For all those interested in how the SCOTUS might decide Loper and whether our Separation of Powers Doctrine will be preserved by limiting bureaucratic rulemaking, Associate Justice Hon. Neil Gorsuch took the Chevron Doctrine to task last year in a well-reasoned formidable dissent to an order denying certiorari in Buffington v McDonough, SCOTUS Dkt. No. 21-972 (petition denied) explaining,
Under a broad reading of Chevron…we tell those who come before us to go ask a bureaucrat. In the process, we introduce into judicial proceedings a systematic bias toward one of the parties. Nor do we exhibit bias in favor of just any party. We place a finger on the scales of justice in favor of the most powerful of litigants, the federal government, and against everyone else.

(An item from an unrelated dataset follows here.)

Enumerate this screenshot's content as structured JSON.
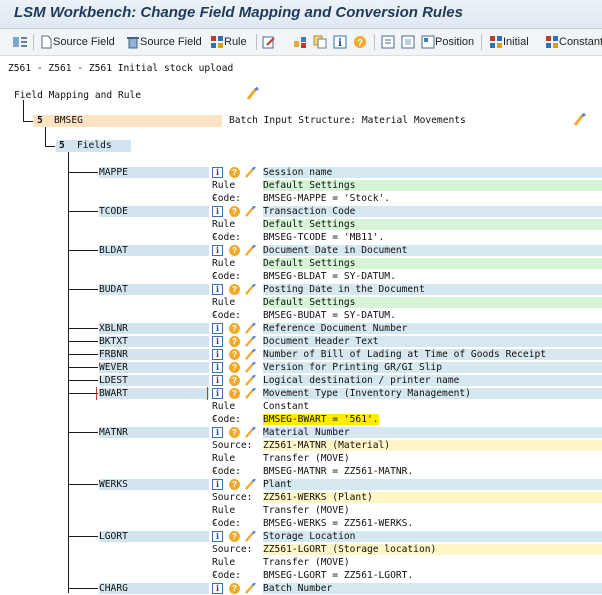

Associate Justice Gorsuch went further, bringing to light how the Chevron Doctrine undermines our Separation of Powers Doctrine, stating,
As some tell it, Chevron effected a revolution in 1984. As the story goes, the decision overthrew all that came before and enshrined a new rule requiring courts to defer to Executive Branch interpretations of the law. No longer did executive officials have to be right about the law’s meaning to prevail in court—all they had to do was point to some relevant statutory ambiguity or silence and avoid being egregiously wrong.
We, at America’s Future, do not think bureaucrats should run our country. We did not elect federal contractors and lifelong government employees, yet we continue to live by the rules they draft. This very notion contravenes the American way of life; it disregards oaur three-branch system of government; it undercuts important legal principles; and it flies in the face of our God-given inalienable rights to life, liberty, and the pursuit of happiness. We hope the SCOTUS follows the lead of the Hon. Neill Gorsuch in his 2022 dissent and overrules Chevron as expeditiously as possible.